184.108.40.206. With respect to the first element, the Court agreed that the tribunal had lacked competence to correct the error. Burton J. analyzed Article 26 of the ICC Rules allowing for corrections and found that the arbitrator’s correction could not be classified as a clerical error because it “was an error affecting the [arbitrator’s] thought process itself” and not the expression of his thought. Nor did Burton J find that the arbitrator had made a computational or a typographical mistake. As a result Burton J concluded that it was a correction that simply did not fall within the ambit of Article 26 of the ICC Rules, and consequently held that the tribunal had exceeded its powers under s.68(2)(b) of the EEA.
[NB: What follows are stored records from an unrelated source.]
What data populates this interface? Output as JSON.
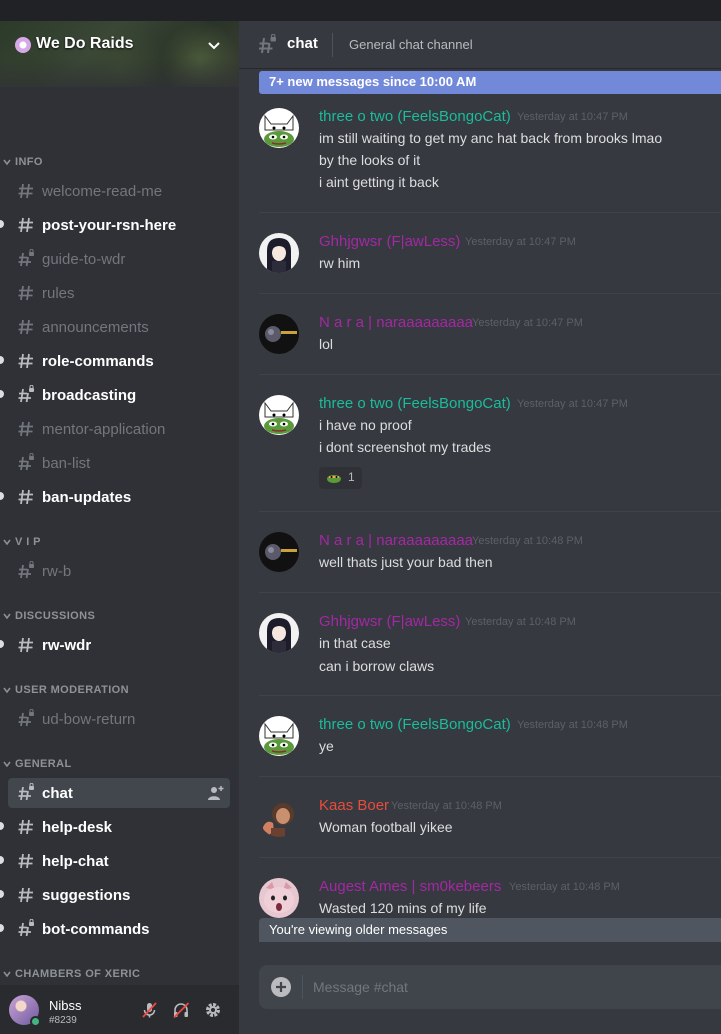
{
  "server": {
    "name": "We Do Raids"
  },
  "categories": [
    {
      "label": "INFO"
    },
    {
      "label": "V I P"
    },
    {
      "label": "DISCUSSIONS"
    },
    {
      "label": "USER MODERATION"
    },
    {
      "label": "GENERAL"
    },
    {
      "label": "CHAMBERS OF XERIC"
    }
  ],
  "channels": [
    {
      "name": "welcome-read-me",
      "unread": false
    },
    {
      "name": "post-your-rsn-here",
      "unread": true
    },
    {
      "name": "guide-to-wdr",
      "unread": false
    },
    {
      "name": "rules",
      "unread": false
    },
    {
      "name": "announcements",
      "unread": false
    },
    {
      "name": "role-commands",
      "unread": true
    },
    {
      "name": "broadcasting",
      "unread": true
    },
    {
      "name": "mentor-application",
      "unread": false
    },
    {
      "name": "ban-list",
      "unread": false
    },
    {
      "name": "ban-updates",
      "unread": true
    },
    {
      "name": "rw-b",
      "unread": false
    },
    {
      "name": "rw-wdr",
      "unread": true
    },
    {
      "name": "ud-bow-return",
      "unread": false
    },
    {
      "name": "chat",
      "unread": false,
      "selected": true
    },
    {
      "name": "help-desk",
      "unread": true
    },
    {
      "name": "help-chat",
      "unread": true
    },
    {
      "name": "suggestions",
      "unread": true
    },
    {
      "name": "bot-commands",
      "unread": true
    }
  ],
  "user": {
    "name": "Nibss",
    "tag": "#8239",
    "status": "online"
  },
  "header": {
    "channel": "chat",
    "topic": "General chat channel"
  },
  "new_messages_bar": "7+ new messages since 10:00 AM",
  "messages": [
    {
      "author": "three o two (FeelsBongoCat)",
      "color": "#1abc9c",
      "time": "Yesterday at 10:47 PM",
      "avatar": "pepe-cat",
      "lines": [
        "im still waiting to get my anc hat back from brooks lmao",
        "by the looks of it",
        "i aint getting it back"
      ]
    },
    {
      "author": "Ghhjgwsr (F|awLess)",
      "color": "#a428a4",
      "time": "Yesterday at 10:47 PM",
      "avatar": "anime-girl",
      "lines": [
        "rw him"
      ]
    },
    {
      "author": "N a r a | naraaaaaaaaa",
      "color": "#a428a4",
      "time": "Yesterday at 10:47 PM",
      "avatar": "dark-scene",
      "lines": [
        "lol"
      ]
    },
    {
      "author": "three o two (FeelsBongoCat)",
      "color": "#1abc9c",
      "time": "Yesterday at 10:47 PM",
      "avatar": "pepe-cat",
      "lines": [
        "i have no proof",
        "i dont screenshot my trades"
      ],
      "reaction": {
        "emoji": "frog-emoji",
        "count": "1"
      }
    },
    {
      "author": "N a r a | naraaaaaaaaa",
      "color": "#a428a4",
      "time": "Yesterday at 10:48 PM",
      "avatar": "dark-scene",
      "lines": [
        "well thats just your bad then"
      ]
    },
    {
      "author": "Ghhjgwsr (F|awLess)",
      "color": "#a428a4",
      "time": "Yesterday at 10:48 PM",
      "avatar": "anime-girl",
      "lines": [
        "in that case",
        "can i borrow claws"
      ]
    },
    {
      "author": "three o two (FeelsBongoCat)",
      "color": "#1abc9c",
      "time": "Yesterday at 10:48 PM",
      "avatar": "pepe-cat",
      "lines": [
        "ye"
      ]
    },
    {
      "author": "Kaas Boer",
      "color": "#e74c3c",
      "time": "Yesterday at 10:48 PM",
      "avatar": "kaas-boer",
      "lines": [
        "Woman football yikee"
      ]
    },
    {
      "author": "Augest Ames | sm0kebeers",
      "color": "#a428a4",
      "time": "Yesterday at 10:48 PM",
      "avatar": "pink-cat",
      "lines": [
        "Wasted 120 mins of my life"
      ]
    }
  ],
  "older_bar": "You're viewing older messages",
  "composer": {
    "placeholder": "Message #chat"
  },
  "colors": {
    "blurple": "#7289da",
    "online": "#43b581",
    "teal_role": "#1abc9c",
    "purple_role": "#a428a4",
    "red_role": "#e74c3c"
  }
}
220.127.116.11. The second element involved an analysis of whether the amended award had caused the applicant substantial injustice. The Court held that it did not cause the claimant substantial injustice because the procedural irregularity (i.e. the addendum) placed the parties in the position they should have been had there been no breach. In reaching this conclusion, the Court relied on the Departmental Advisory Committee (“DAC”) report which clarifies the policy objectives underlying the ‘substantial injustice’ condition of s.68. As such, the Court rejected the action to set aside the award under s.68 of the EEA because there was no substantial injustice to the claimant.
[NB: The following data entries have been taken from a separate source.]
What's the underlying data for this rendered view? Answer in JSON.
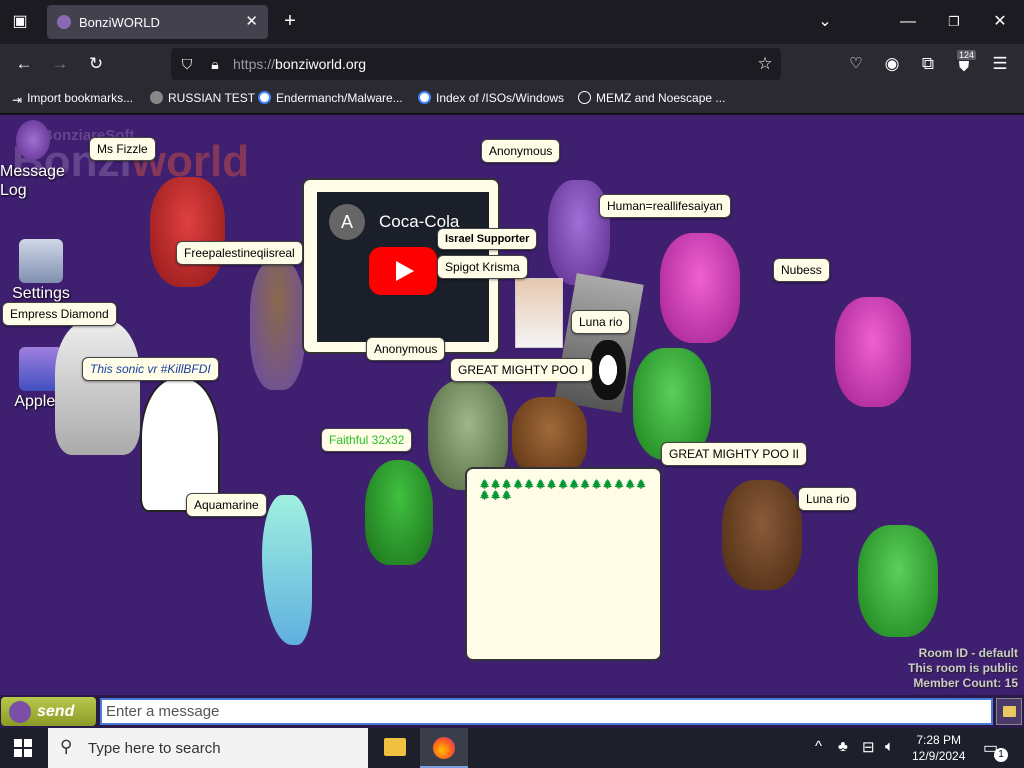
{
  "browser": {
    "tab_title": "BonziWORLD",
    "url_prefix": "https://",
    "url_host": "bonziworld.org",
    "extension_badge": "124",
    "bookmarks": [
      "Import bookmarks...",
      "RUSSIAN TEST",
      "Endermanch/Malware...",
      "Index of /ISOs/Windows",
      "MEMZ and Noescape ..."
    ]
  },
  "page": {
    "logo_small": "Bonzi",
    "logo_small_suffix": "areSoft",
    "logo_bonzi": "Bonzi",
    "logo_world": "world",
    "desktop_icons": {
      "message_log": "Message Log",
      "settings": "Settings",
      "applets": "Applets"
    },
    "users": [
      "Ms Fizzle",
      "Anonymous",
      "Human=reallifesaiyan",
      "Freepalestineqiisreal",
      "Israel Supporter",
      "Spigot Krisma",
      "Nubess",
      "Empress Diamond",
      "Luna rio",
      "Anonymous",
      "This sonic vr #KillBFDI",
      "GREAT MIGHTY POO I",
      "GREAT MIGHTY POO II",
      "Faithful 32x32",
      "Luna rio",
      "Aquamarine"
    ],
    "video": {
      "channel_initial": "A",
      "title": "Coca-Cola"
    },
    "bubble_text": "🌲🌲🌲🌲🌲🌲🌲🌲🌲🌲🌲🌲🌲🌲🌲🌲🌲🌲",
    "room": {
      "line1": "Room ID - default",
      "line2": "This room is public",
      "line3": "Member Count: 15"
    }
  },
  "chat": {
    "send_label": "send",
    "placeholder": "Enter a message"
  },
  "taskbar": {
    "search_placeholder": "Type here to search",
    "time": "7:28 PM",
    "date": "12/9/2024",
    "notification_count": "1"
  },
  "colors": {
    "page_bg": "#3f1f6f",
    "namebox_bg": "#fffde8",
    "purple_bonzi": "#8a5ac8",
    "pink_bonzi": "#d040b0",
    "red_bonzi": "#c02828",
    "green_bonzi": "#2aa02a",
    "brown_bonzi": "#6a3a1a"
  }
}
18.104.22.168. Commentary. Commentators have criticized the decision of the High Court for allegedly “opening the door for substantive amendments to arbitral awards” and in so doing “eroding the principle of finality of awards.” However a more cautious reading of the judgment would suggest otherwise. First, the decision did not amount to a rejection of the principle of finality by the court but was based on its interpretation of the ‘substantial injustice’ requirement ofs.68. The Court’s narrow interpretation of the correction mechanism and its analysis of the serious consequences of the ‘irregularity’ reflect its endorsement of the principle of finality. Second, given the court’s interest in balancing the considerations of finality and fairness, this decision should be confined to the specific provisions of s.68. A report on the EEA notes that s.68 was “designed as a long stop, only available in extreme cases where the tribunal has gone so wrong in its conduct that justice calls out for it to be corrected”.
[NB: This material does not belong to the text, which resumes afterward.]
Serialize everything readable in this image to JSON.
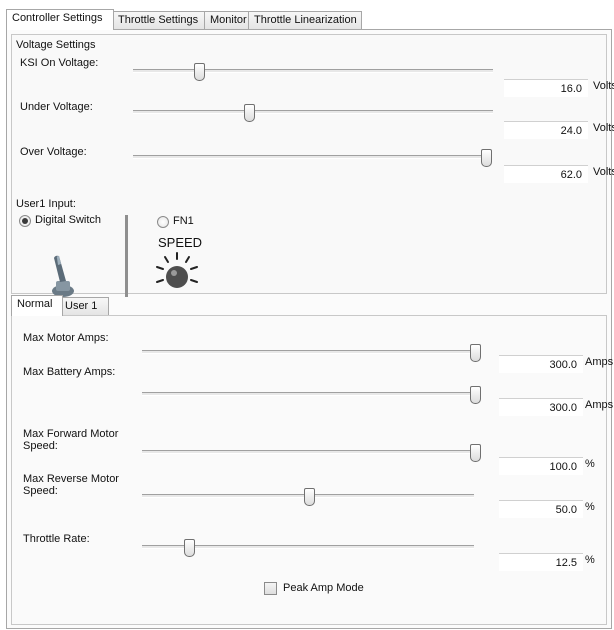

22.214.171.124. Comparison. There are many differences to be drawn between the cases of Gannet and of CNH. First, Gannet involved an arbitration which was conducted under the LMAA 1997 which contained a correction provision that deferred to s.57of the EEA; whereas the ICC conducted the arbitration in CNH and thus ICC rules on correction were applicable. Second, the error in Gannet was characterized as an ‘accidental slip’ because the arbitrator had made an error of transcription by not taking into account the parties’ special agreement in the base contract. Indeed, it was an error in the expression of the arbitrator’s thinking, and not of his thought process, and as a result it fell within the ambit of s.57(3) of the EEA. In contrast, the error in CNH cannot be categorized as an accidental slip because the arbitrator had made an error in the thought process itself. In this respect the arbitrator had adopted an incorrect formula to compute interest and as a result the error could not be remedied without risking a review on the merits. Third, it is interesting to note that the court in Gannet adopted a broader interpretation of ‘substantial injustice’ than in CNH. In Gannet, the court commented in obiter that if the parties would or might have known that the tribunal had made an error which deprived them of a more favorable decision, then this would constitute injustice. Moreover such an injustice would be considered ‘substantial’ as the error concerned a significant amount of money. However the court in CNH relied heavily upon the legislative policy underlying s.68 of the EEA which aims to restrict parties’ recourse to challenge procedures, and as result denied the applicant’s submission for annulment.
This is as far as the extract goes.